After a torrential Texas thunderstorm cancelled any off-road excursions during my first ride in the new Frontier, I was eager to get a properly equipped Nismo model for a week-long test that would include a day in the dirt. My test model was a King Cab 4x4 Nismo equipped with an automatic transmission. I would have preferred a 6-speed manual to better compare the Nissan to the Toyota Tacoma Access Cab 4x4 with the TRD Off-Road package that I recently tested in the desert.

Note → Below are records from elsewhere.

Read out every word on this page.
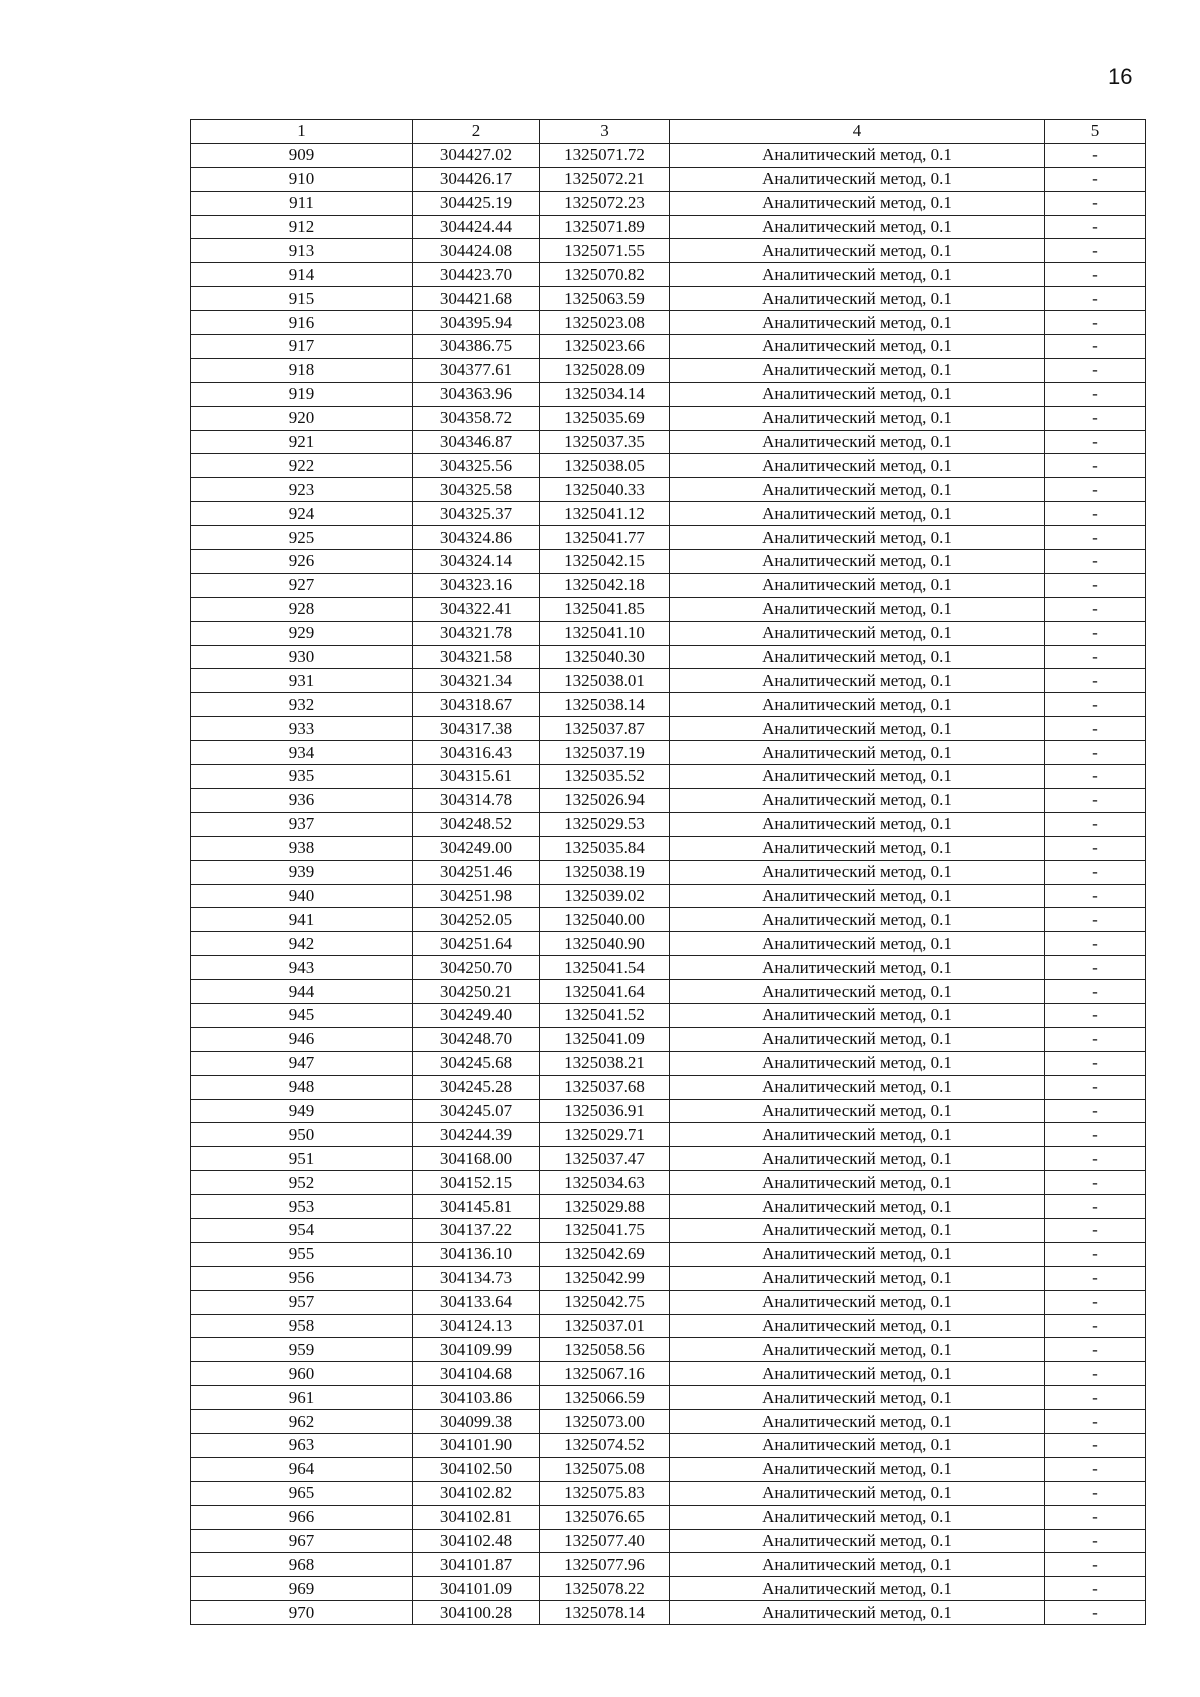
16
1	2	3	4	5
909	304427.02	1325071.72	Аналитический метод, 0.1	-
910	304426.17	1325072.21	Аналитический метод, 0.1	-
911	304425.19	1325072.23	Аналитический метод, 0.1	-
912	304424.44	1325071.89	Аналитический метод, 0.1	-
913	304424.08	1325071.55	Аналитический метод, 0.1	-
914	304423.70	1325070.82	Аналитический метод, 0.1	-
915	304421.68	1325063.59	Аналитический метод, 0.1	-
916	304395.94	1325023.08	Аналитический метод, 0.1	-
917	304386.75	1325023.66	Аналитический метод, 0.1	-
918	304377.61	1325028.09	Аналитический метод, 0.1	-
919	304363.96	1325034.14	Аналитический метод, 0.1	-
920	304358.72	1325035.69	Аналитический метод, 0.1	-
921	304346.87	1325037.35	Аналитический метод, 0.1	-
922	304325.56	1325038.05	Аналитический метод, 0.1	-
923	304325.58	1325040.33	Аналитический метод, 0.1	-
924	304325.37	1325041.12	Аналитический метод, 0.1	-
925	304324.86	1325041.77	Аналитический метод, 0.1	-
926	304324.14	1325042.15	Аналитический метод, 0.1	-
927	304323.16	1325042.18	Аналитический метод, 0.1	-
928	304322.41	1325041.85	Аналитический метод, 0.1	-
929	304321.78	1325041.10	Аналитический метод, 0.1	-
930	304321.58	1325040.30	Аналитический метод, 0.1	-
931	304321.34	1325038.01	Аналитический метод, 0.1	-
932	304318.67	1325038.14	Аналитический метод, 0.1	-
933	304317.38	1325037.87	Аналитический метод, 0.1	-
934	304316.43	1325037.19	Аналитический метод, 0.1	-
935	304315.61	1325035.52	Аналитический метод, 0.1	-
936	304314.78	1325026.94	Аналитический метод, 0.1	-
937	304248.52	1325029.53	Аналитический метод, 0.1	-
938	304249.00	1325035.84	Аналитический метод, 0.1	-
939	304251.46	1325038.19	Аналитический метод, 0.1	-
940	304251.98	1325039.02	Аналитический метод, 0.1	-
941	304252.05	1325040.00	Аналитический метод, 0.1	-
942	304251.64	1325040.90	Аналитический метод, 0.1	-
943	304250.70	1325041.54	Аналитический метод, 0.1	-
944	304250.21	1325041.64	Аналитический метод, 0.1	-
945	304249.40	1325041.52	Аналитический метод, 0.1	-
946	304248.70	1325041.09	Аналитический метод, 0.1	-
947	304245.68	1325038.21	Аналитический метод, 0.1	-
948	304245.28	1325037.68	Аналитический метод, 0.1	-
949	304245.07	1325036.91	Аналитический метод, 0.1	-
950	304244.39	1325029.71	Аналитический метод, 0.1	-
951	304168.00	1325037.47	Аналитический метод, 0.1	-
952	304152.15	1325034.63	Аналитический метод, 0.1	-
953	304145.81	1325029.88	Аналитический метод, 0.1	-
954	304137.22	1325041.75	Аналитический метод, 0.1	-
955	304136.10	1325042.69	Аналитический метод, 0.1	-
956	304134.73	1325042.99	Аналитический метод, 0.1	-
957	304133.64	1325042.75	Аналитический метод, 0.1	-
958	304124.13	1325037.01	Аналитический метод, 0.1	-
959	304109.99	1325058.56	Аналитический метод, 0.1	-
960	304104.68	1325067.16	Аналитический метод, 0.1	-
961	304103.86	1325066.59	Аналитический метод, 0.1	-
962	304099.38	1325073.00	Аналитический метод, 0.1	-
963	304101.90	1325074.52	Аналитический метод, 0.1	-
964	304102.50	1325075.08	Аналитический метод, 0.1	-
965	304102.82	1325075.83	Аналитический метод, 0.1	-
966	304102.81	1325076.65	Аналитический метод, 0.1	-
967	304102.48	1325077.40	Аналитический метод, 0.1	-
968	304101.87	1325077.96	Аналитический метод, 0.1	-
969	304101.09	1325078.22	Аналитический метод, 0.1	-
970	304100.28	1325078.14	Аналитический метод, 0.1	-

Briefly, the new Frontier is clean-sheet design based on the Titan’s F-Alpha platform with no major parts carried over from the previous generation. It comes only in King Cab and Crew Cab configurations, both nestled on a 126-inch wheelbase. That’s about 10 inches longer than the old model, and the truck also widened to nearly 73 inches. The King Cab gets a 73.3-inch bed while the Crew Cab shortens up to 59.5 inches. Overall, the Frontier is roomier and certainly more powerful with a 265-horsepower 4.0-liter V6 engine.
Most off-road packages are a blend of increased durability products, protection equipment and cosmetic upgrades. The Nismo package follows that strategy and also includes a host of available technological innovations. These additional features can improve safety but also make off-roading more manageable to mainstream driving abilities. Here’s what the Nismo package includes:
My test vehicle came equipped with Hill Start Control (HSC), Hill Descent Control (HDC) and Vehicle Dynamic Control (VDC), which is an electronic stability control system. All are available only with the 5-speed automatic transmission and all work as intended, but that doesn’t mean you want them engaged all the time. My first move as soon as I left the pavement was to switch off the VDC. There’s no doubt that this feature would be a blessing in the snow or on icy roads, but when you want to have fun in the dirt it’s an annoyance. It was hitting the brakes and cutting back on the throttle at the least little wheelspin and slowing down any progress through loose conditions. With the VDC off I could use the throttle to control the skids and maintain momentum when desired. Again, this would not be a concern if I had the 6-speed as these controls are not offered with the manual.